A medida que sube el precio de la gasolina un silencio raruno se extiende por las calles de D.F.

Día 4 de enero. Apenas superada la resaca de fin de año (sí, ya estoy en ese punto de la vida en el que mis resacas son más épicas que mis borracheras), salgo a la calle sin más plan que el de ir a comprar cosas verdes que le devuelvan la salud a mi hígado. A medida que voy subiendo por la calle Francisco Murguía me doy cuenta de que algo no va bien: las tiendas están cerradas, las pocas personas con las que me cruzo andan a toda prisa y hay un silencio de amanecer de domingo en Passeig de Sant Joan que no le pega nada a la colonia Escandón un miércoles al mediodía. ¿Será festivo en México y yo no me he enterado?

Intrigada (y un poco obsesionada por cumplir mi misión de dejar de sentirme el deshecho humano que no ha puesto un pie en la calle en tres días), doblo la esquina hacia José Martí, que vendría a ser la Travessera de Gràcia de mi barrio mexa, con la esperanza de que la aleatoria decisión de doblar una esquina restablezca el orden natural de las cosas.

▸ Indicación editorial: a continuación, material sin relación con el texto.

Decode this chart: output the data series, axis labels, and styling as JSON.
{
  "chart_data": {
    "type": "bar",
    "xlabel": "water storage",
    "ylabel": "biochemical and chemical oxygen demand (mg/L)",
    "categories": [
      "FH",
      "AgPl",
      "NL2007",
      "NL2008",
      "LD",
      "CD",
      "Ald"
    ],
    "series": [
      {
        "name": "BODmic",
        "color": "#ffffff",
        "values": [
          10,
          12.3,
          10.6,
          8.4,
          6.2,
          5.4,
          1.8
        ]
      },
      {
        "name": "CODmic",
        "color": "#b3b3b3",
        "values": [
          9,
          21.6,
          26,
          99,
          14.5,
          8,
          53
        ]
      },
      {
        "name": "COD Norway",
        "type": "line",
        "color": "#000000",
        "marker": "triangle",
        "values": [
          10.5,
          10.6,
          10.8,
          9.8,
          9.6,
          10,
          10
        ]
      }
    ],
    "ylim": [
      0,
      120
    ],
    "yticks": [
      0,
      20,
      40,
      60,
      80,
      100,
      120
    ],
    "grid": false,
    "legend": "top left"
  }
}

A veces ponemos mucha esperanza en gilipolleces. Obviamente, la raruna atmósfera que parece impregnar el barrio se densifica en su arteria principal. El silencio ha dado paso a una especie de murmullo colectivo de corrillos de vecinos, que se forman y se disuelven como enjambres de abejas, y de tiendas que cierran a todo correr como en efecto dominó.

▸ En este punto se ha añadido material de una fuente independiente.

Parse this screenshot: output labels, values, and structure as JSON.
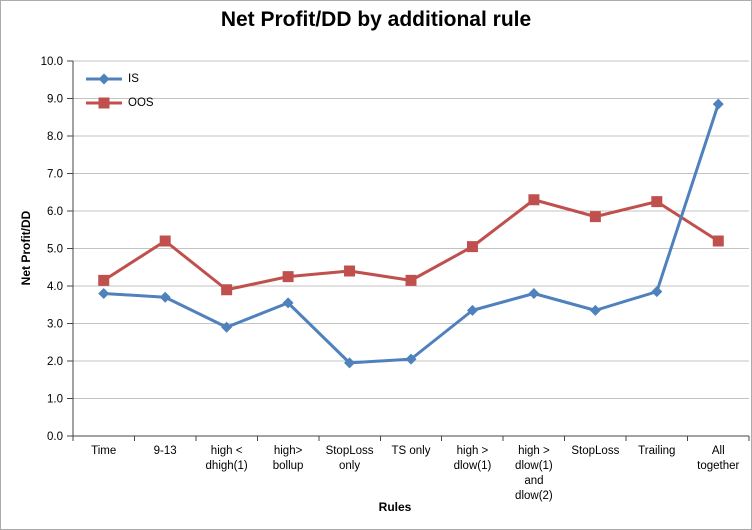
{
  "window": {
    "background": "#ffffff",
    "border_color": "#ababab"
  },
  "chart_data": {
    "type": "line",
    "title": "Net Profit/DD by additional rule",
    "xlabel": "Rules",
    "ylabel": "Net Profit/DD",
    "ylim": [
      0,
      10
    ],
    "ytick_step": 1,
    "ytick_decimals": 1,
    "grid": "horizontal",
    "legend_position": "top-left-inside",
    "categories": [
      "Time",
      "9-13",
      "high <\ndhigh(1)",
      "high>\nbollup",
      "StopLoss\nonly",
      "TS only",
      "high >\ndlow(1)",
      "high >\ndlow(1)\nand\ndlow(2)",
      "StopLoss",
      "Trailing",
      "All\ntogether"
    ],
    "series": [
      {
        "name": "IS",
        "color": "#4f81bd",
        "marker": "diamond",
        "values": [
          3.8,
          3.7,
          2.9,
          3.55,
          1.95,
          2.05,
          3.35,
          3.8,
          3.35,
          3.85,
          8.85
        ]
      },
      {
        "name": "OOS",
        "color": "#c0504d",
        "marker": "square",
        "values": [
          4.15,
          5.2,
          3.9,
          4.25,
          4.4,
          4.15,
          5.05,
          6.3,
          5.85,
          6.25,
          5.2
        ]
      }
    ],
    "colors": {
      "gridline": "#c3c3c3",
      "axis": "#454545",
      "text": "#000000"
    }
  }
}
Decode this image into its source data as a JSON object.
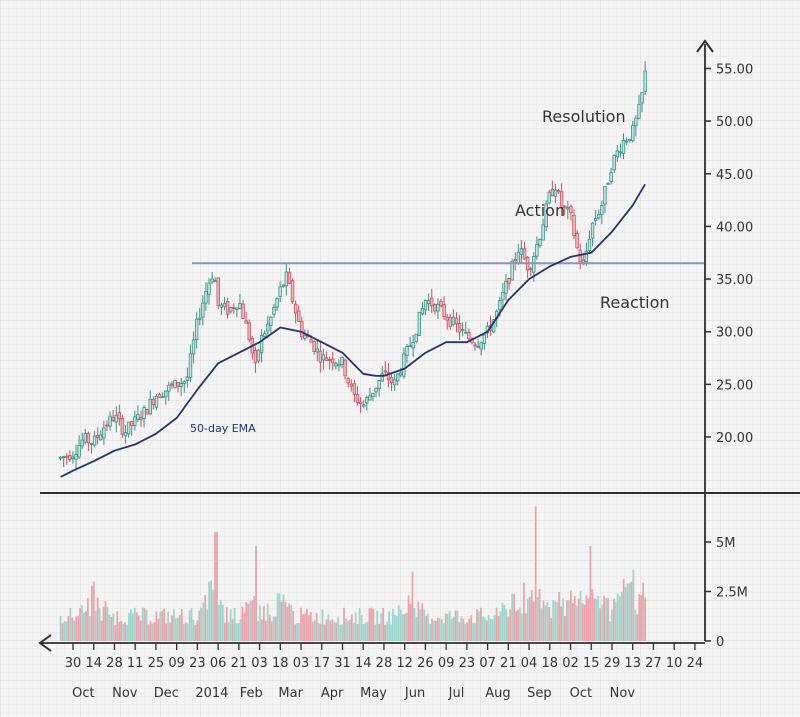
{
  "chart_data": {
    "type": "candlestick",
    "title": "",
    "xlabel": "",
    "ylabel": "",
    "price_axis": {
      "ylim": [
        15,
        57
      ],
      "ticks": [
        "20.00",
        "25.00",
        "30.00",
        "35.00",
        "40.00",
        "45.00",
        "50.00",
        "55.00"
      ]
    },
    "volume_axis": {
      "ylim": [
        0,
        7000000
      ],
      "ticks": [
        {
          "value": 0,
          "label": "0"
        },
        {
          "value": 2500000,
          "label": "2.5M"
        },
        {
          "value": 5000000,
          "label": "5M"
        }
      ]
    },
    "x_day_ticks": [
      "30",
      "14",
      "28",
      "11",
      "25",
      "09",
      "23",
      "06",
      "21",
      "03",
      "18",
      "03",
      "17",
      "31",
      "14",
      "28",
      "12",
      "26",
      "09",
      "23",
      "07",
      "21",
      "04",
      "18",
      "02",
      "15",
      "29",
      "13",
      "27",
      "10",
      "24"
    ],
    "x_month_labels": [
      {
        "label": "Oct",
        "tick": 0.5
      },
      {
        "label": "Nov",
        "tick": 2.5
      },
      {
        "label": "Dec",
        "tick": 4.5
      },
      {
        "label": "2014",
        "tick": 6.7
      },
      {
        "label": "Feb",
        "tick": 8.6
      },
      {
        "label": "Mar",
        "tick": 10.5
      },
      {
        "label": "Apr",
        "tick": 12.5
      },
      {
        "label": "May",
        "tick": 14.5
      },
      {
        "label": "Jun",
        "tick": 16.5
      },
      {
        "label": "Jul",
        "tick": 18.5
      },
      {
        "label": "Aug",
        "tick": 20.5
      },
      {
        "label": "Sep",
        "tick": 22.5
      },
      {
        "label": "Oct",
        "tick": 24.5
      },
      {
        "label": "Nov",
        "tick": 26.5
      }
    ],
    "resistance_level": 36.5,
    "price_path": [
      [
        -0.6,
        18.0
      ],
      [
        0,
        18.5
      ],
      [
        0.5,
        19.8
      ],
      [
        1,
        19.5
      ],
      [
        1.5,
        21
      ],
      [
        2,
        22
      ],
      [
        2.5,
        20.5
      ],
      [
        3,
        21.5
      ],
      [
        3.5,
        22.5
      ],
      [
        4,
        24
      ],
      [
        4.5,
        24.5
      ],
      [
        5,
        25
      ],
      [
        5.5,
        25.5
      ],
      [
        6,
        31
      ],
      [
        6.5,
        34.5
      ],
      [
        6.8,
        35.8
      ],
      [
        7,
        32.5
      ],
      [
        7.5,
        32
      ],
      [
        8,
        33
      ],
      [
        8.5,
        29.5
      ],
      [
        8.8,
        26.5
      ],
      [
        9,
        29
      ],
      [
        9.5,
        31
      ],
      [
        10,
        34
      ],
      [
        10.3,
        35.2
      ],
      [
        10.6,
        33
      ],
      [
        11,
        30
      ],
      [
        11.5,
        29
      ],
      [
        12,
        27.5
      ],
      [
        12.5,
        27.5
      ],
      [
        13,
        27
      ],
      [
        13.5,
        24
      ],
      [
        14,
        23
      ],
      [
        14.5,
        24.5
      ],
      [
        15,
        26
      ],
      [
        15.5,
        25
      ],
      [
        16,
        27.5
      ],
      [
        16.5,
        30
      ],
      [
        17,
        33
      ],
      [
        17.5,
        32.5
      ],
      [
        18,
        31.5
      ],
      [
        18.5,
        30.5
      ],
      [
        19,
        29.5
      ],
      [
        19.5,
        29
      ],
      [
        20,
        30
      ],
      [
        20.5,
        32
      ],
      [
        21,
        35
      ],
      [
        21.5,
        38
      ],
      [
        22,
        36
      ],
      [
        22.5,
        39
      ],
      [
        23,
        43
      ],
      [
        23.3,
        44
      ],
      [
        23.5,
        42
      ],
      [
        24,
        41
      ],
      [
        24.3,
        38
      ],
      [
        24.6,
        36
      ],
      [
        25,
        40
      ],
      [
        25.5,
        42
      ],
      [
        26,
        46
      ],
      [
        26.5,
        48
      ],
      [
        27,
        49
      ],
      [
        27.3,
        51
      ],
      [
        27.5,
        53
      ],
      [
        27.6,
        54.5
      ]
    ],
    "ema_50_path": [
      [
        -0.6,
        16.2
      ],
      [
        0,
        16.8
      ],
      [
        1,
        17.7
      ],
      [
        2,
        18.7
      ],
      [
        3,
        19.3
      ],
      [
        4,
        20.3
      ],
      [
        5,
        21.8
      ],
      [
        6,
        24.5
      ],
      [
        7,
        27
      ],
      [
        8,
        28
      ],
      [
        9,
        29
      ],
      [
        10,
        30.4
      ],
      [
        11,
        30
      ],
      [
        12,
        29
      ],
      [
        13,
        28
      ],
      [
        14,
        26
      ],
      [
        14.6,
        25.8
      ],
      [
        15,
        25.8
      ],
      [
        16,
        26.5
      ],
      [
        17,
        28
      ],
      [
        18,
        29
      ],
      [
        19,
        29
      ],
      [
        20,
        30
      ],
      [
        21,
        33
      ],
      [
        22,
        35
      ],
      [
        23,
        36.2
      ],
      [
        24,
        37.1
      ],
      [
        25,
        37.5
      ],
      [
        26,
        39.5
      ],
      [
        27,
        42
      ],
      [
        27.6,
        44
      ]
    ],
    "volume_peaks": [
      {
        "x": 6.9,
        "value": 5500000
      },
      {
        "x": 8.8,
        "value": 4800000
      },
      {
        "x": 22.3,
        "value": 6800000
      },
      {
        "x": 25,
        "value": 4800000
      },
      {
        "x": 16.4,
        "value": 3500000
      },
      {
        "x": 1,
        "value": 3000000
      },
      {
        "x": 27,
        "value": 3600000
      }
    ],
    "annotations": [
      "Resolution",
      "Action",
      "Reaction",
      "50-day EMA"
    ]
  }
}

Como os podréis imaginar, esta servidora empieza a estar algo acojonada, aun así intento que el pánico irracional no me despiste de mi cometido y sigo andando decidida. ¡Qué coño! ¡Necesito unas putas espinacas que me devuelvan el respeto por mí misma y las necesito ya! De pronto, un par de chicas que me han adelantado corriendo, se paran a unos tres metros de mí frente a una taquería y le gritan al dueño que se apure, que ya están llegando. “Disculpad, ¿quiénes están llegando?”, les pregunto a las nenas, harta ya de tanto misterio. Me responden al trote y sin apenas mirarme que los que están llegando son los saqueadores; “¡Están saqueando todas las tiendas, güera!”. Debe ser digna de ver la cara de emoticono que se me habrá quedado. Bienvenida a México en la era del gasolinazo. No hace falta decir que regresé a mi casa a lo Speedy Gonzales, olvidándome de las espinacas y de mis white-people problems de autoestima. Es lo que tiene el canguelo ante la posibilidad de toparse con un grupo de ladrones armados, que te quita toda la tontería de golpe.

A todas aquellas que estéis un poco al corriente de la actualidad internacional supongo que os sonará el desdichadamente popular gasolinazo. Si no os suena de nada pues yo os lo cuento, que para eso estamos. A grandes trazos, el pasado 27 de diciembre el presidente Peña Nieto anunció que el precio de la gasolina se incrementaría entre un 14% y un 20% a partir de enero de 2017 con el objetivo de liberalizar el sector.

La respuesta del pueblo mexicano ante tal robo no solo se ha traducido en protestas multitudinarias, como cabría esperar, también los saqueos, los asaltos a gasolineras y la pólvora han campado a sus anchas por unos días a lo largo y ancho del país.

En el momento de escribir esto, parece que la resignación ya se ha adueñado de nuevo de un pueblo demasiado acostumbrado a ser traicionado por sus gobernantes. Y no puedo evitar recordar las manifestaciones a las que he ido, como quien va a pasar la tarde de paseo, para hacer bulto y beber Xibecas, y que ni siquiera corriendo frente a un furgón de los Mossos he sentido el miedo y la indefensión que pueden llegar a sentir los mexicanos un miércoles cualquiera al mediodía.